Een andere doelstelling is de vereenvoudiging en modernisering van het fiscaal stelsel. Zo verdwijnt bijna een tiende van de codes op de belastingbrief, worden het huwelijksquotiënt en het fiscaal stelsel rond onderhoudsuitkeringen afgebouwd – want niet meer van deze tijd – en wordt de belastingvermindering voor kinderopvang stapsgewijs verhoogd tot 24,7 euro per kind per dag, een maatregel die de combinatie werk en gezin moet vergemakkelijken. 

Het plan bevat ook een luik rond de eerlijke bijdrage op vermogens, met de invoer van een minimumbelasting voor multinationals, een hervorming van de DBI-aftrek zodat het systeem niet meer oneigenlijk wordt gebruikt en een verdubbeling van de opbrengst van de taks op effectenrekeningen. Om de concurrentiekracht van bedrijven te verhogen en onderzoek en ontwikkeling te stimuleren wordt de investeringsaftrek versterkt en de innovatieaftrek hervormd.

Btw-hervorming

Tot slot wil Van Peteghem werken aan een “duurzame en gezonde samenleving”. De btw-hervorming past daarin: het geharmoniseerde verlaagde tarief van 9 procent zou immers niet van toepassing zijn op groenten en fruit, geneesmiddelen, het openbaar vervoer en luiers, maandverbanden en tampons. Op al die zaken zou voortaan een tarief van 0 procent gelden. De accijnzen op tabak gaan dan weer de hoogte in en de subsidies op fossiele brandstoffen worden afgebouwd. 

Aan de maaltijdcheques, de belasting op de reële huurwaarde, of het stelsel van de bedrijfswagens, zaken die nochtans wel voorkwamen in de blauwdruk van professor fiscaal recht Mark Delanote, wordt voorlopig niet geraakt. Dat is iets voor de regeringsonderhandelingen na 2024, oordeelt Van Peteghem.

Eerste fase van hervorming

De minister maakt zich sterk dat zijn hervorming zo goed als budgetneutraal is, als er tenminste rekening wordt gehouden met “redelijke, door het Planbureau berekende” terugverdieneffecten. In casu gaat het vooral over een hogere werkzaamheidsgraad.
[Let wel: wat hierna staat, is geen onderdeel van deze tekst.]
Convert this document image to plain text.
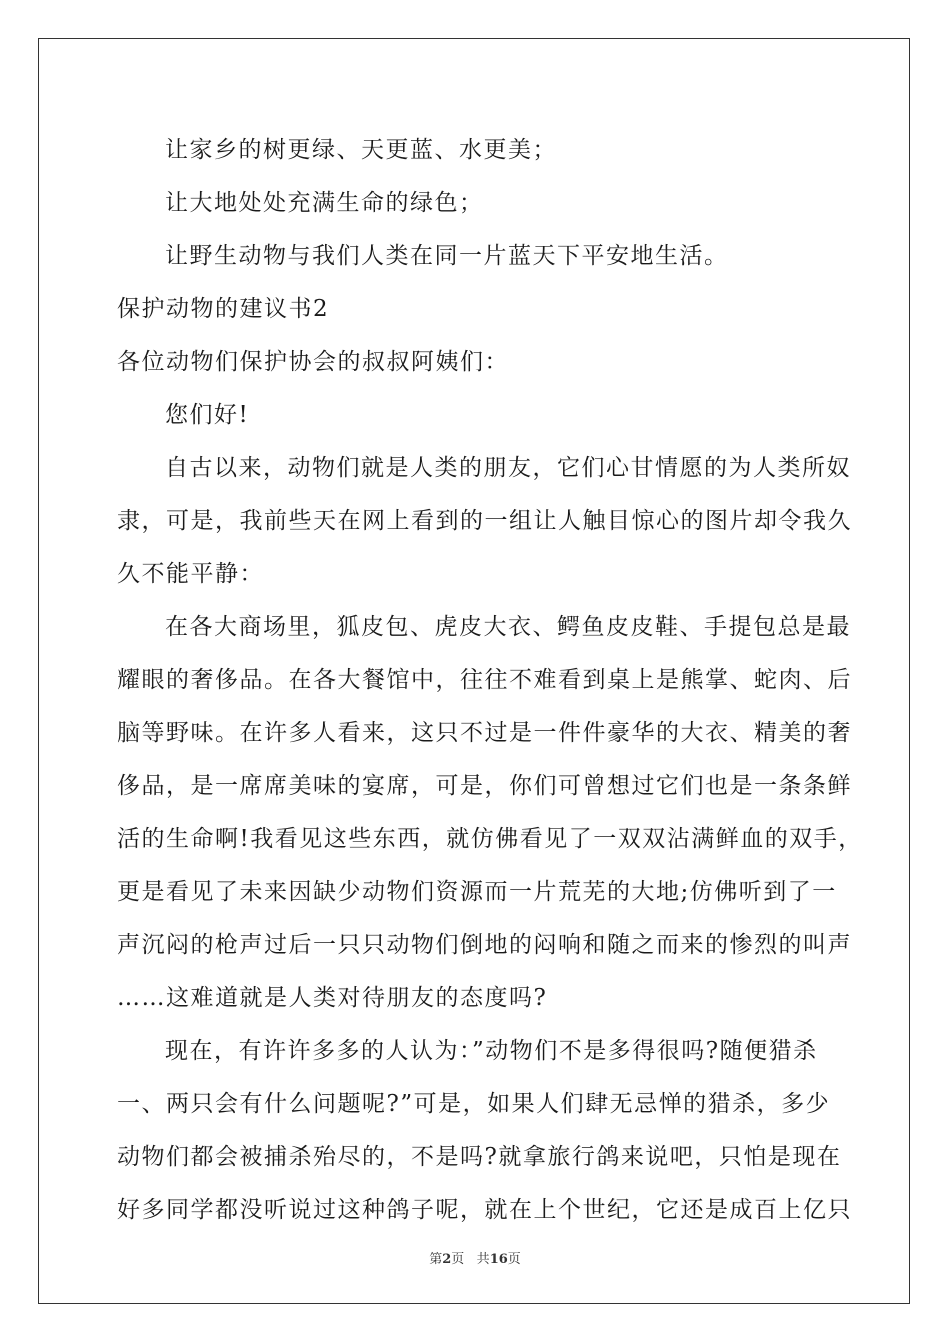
让家乡的树更绿、天更蓝、水更美；
让大地处处充满生命的绿色；
让野生动物与我们人类在同一片蓝天下平安地生活。
保护动物的建议书2
各位动物们保护协会的叔叔阿姨们：
您们好!
自古以来，动物们就是人类的朋友，它们心甘情愿的为人类所奴
隶，可是，我前些天在网上看到的一组让人触目惊心的图片却令我久
久不能平静：
在各大商场里，狐皮包、虎皮大衣、鳄鱼皮皮鞋、手提包总是最
耀眼的奢侈品。在各大餐馆中，往往不难看到桌上是熊掌、蛇肉、后
脑等野味。在许多人看来，这只不过是一件件豪华的大衣、精美的奢
侈品，是一席席美味的宴席，可是，你们可曾想过它们也是一条条鲜
活的生命啊!我看见这些东西，就仿佛看见了一双双沾满鲜血的双手，
更是看见了未来因缺少动物们资源而一片荒芜的大地;仿佛听到了一
声沉闷的枪声过后一只只动物们倒地的闷响和随之而来的惨烈的叫声
……这难道就是人类对待朋友的态度吗?
现在，有许许多多的人认为：”动物们不是多得很吗?随便猎杀
一、两只会有什么问题呢?”可是，如果人们肆无忌惮的猎杀，多少
动物们都会被捕杀殆尽的，不是吗?就拿旅行鸽来说吧，只怕是现在
好多同学都没听说过这种鸽子呢，就在上个世纪，它还是成百上亿只
第2页 共16页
Op kruissnelheid zou de hervorming 114 miljoen euro opleveren.

De plannen moeten echter niet bekeken worden als een manier om de putten in de begroting te vullen, waarschuwde Van Peteghem. “Wat voorligt, is een lastenverlaging van bijna 6 miljard euro gespreid over 2024, 2025 en 2026, als je niet naar die terugverdieneffecten kijkt.” Hoe dan ook gaat het wat de minister betreft nog maar om een eerste fase: een tweede fase moet volgens hem het voorwerp zijn van de regeringsonderhandelingen na de verkiezingen van 2024. Zaken als de invoer van een meerwaardebelasting, waarvoor de tijd nu ontbreekt, horen daar ook in thuis, klonk het.

De vraag blijft nu hoe ver de Vivaldi-regering voor mei 2024 nog wil en kan springen. Open VLD-voorzitter Egbert Lachaert zei enkele weken geleden in Het Nieuwslad al dat de “grote hervorming waarmee je de mensen blij gaat maken” voor later is, Vooruit-voorzitter Conner Rousseau stelde afgelopen weekend zijn veto voor de verhoging van de btw op basisproducten.  “Iedereen mag veto’s stellen, maar als we dat allemaal doen, is er op het einde van de rit 0,0 euro netto meer”, benadrukte Van Peteghem. “Wat vandaag voorligt is een evenwichtig voorstel.” 

De minister wil zich niet vastpinnen op een deadline – “ik heb van Vlaanderen geleerd dat dat nooit een goed idee is”, grapte hij. De hervorming zou vanaf 1 januari 2024 moeten ingaan.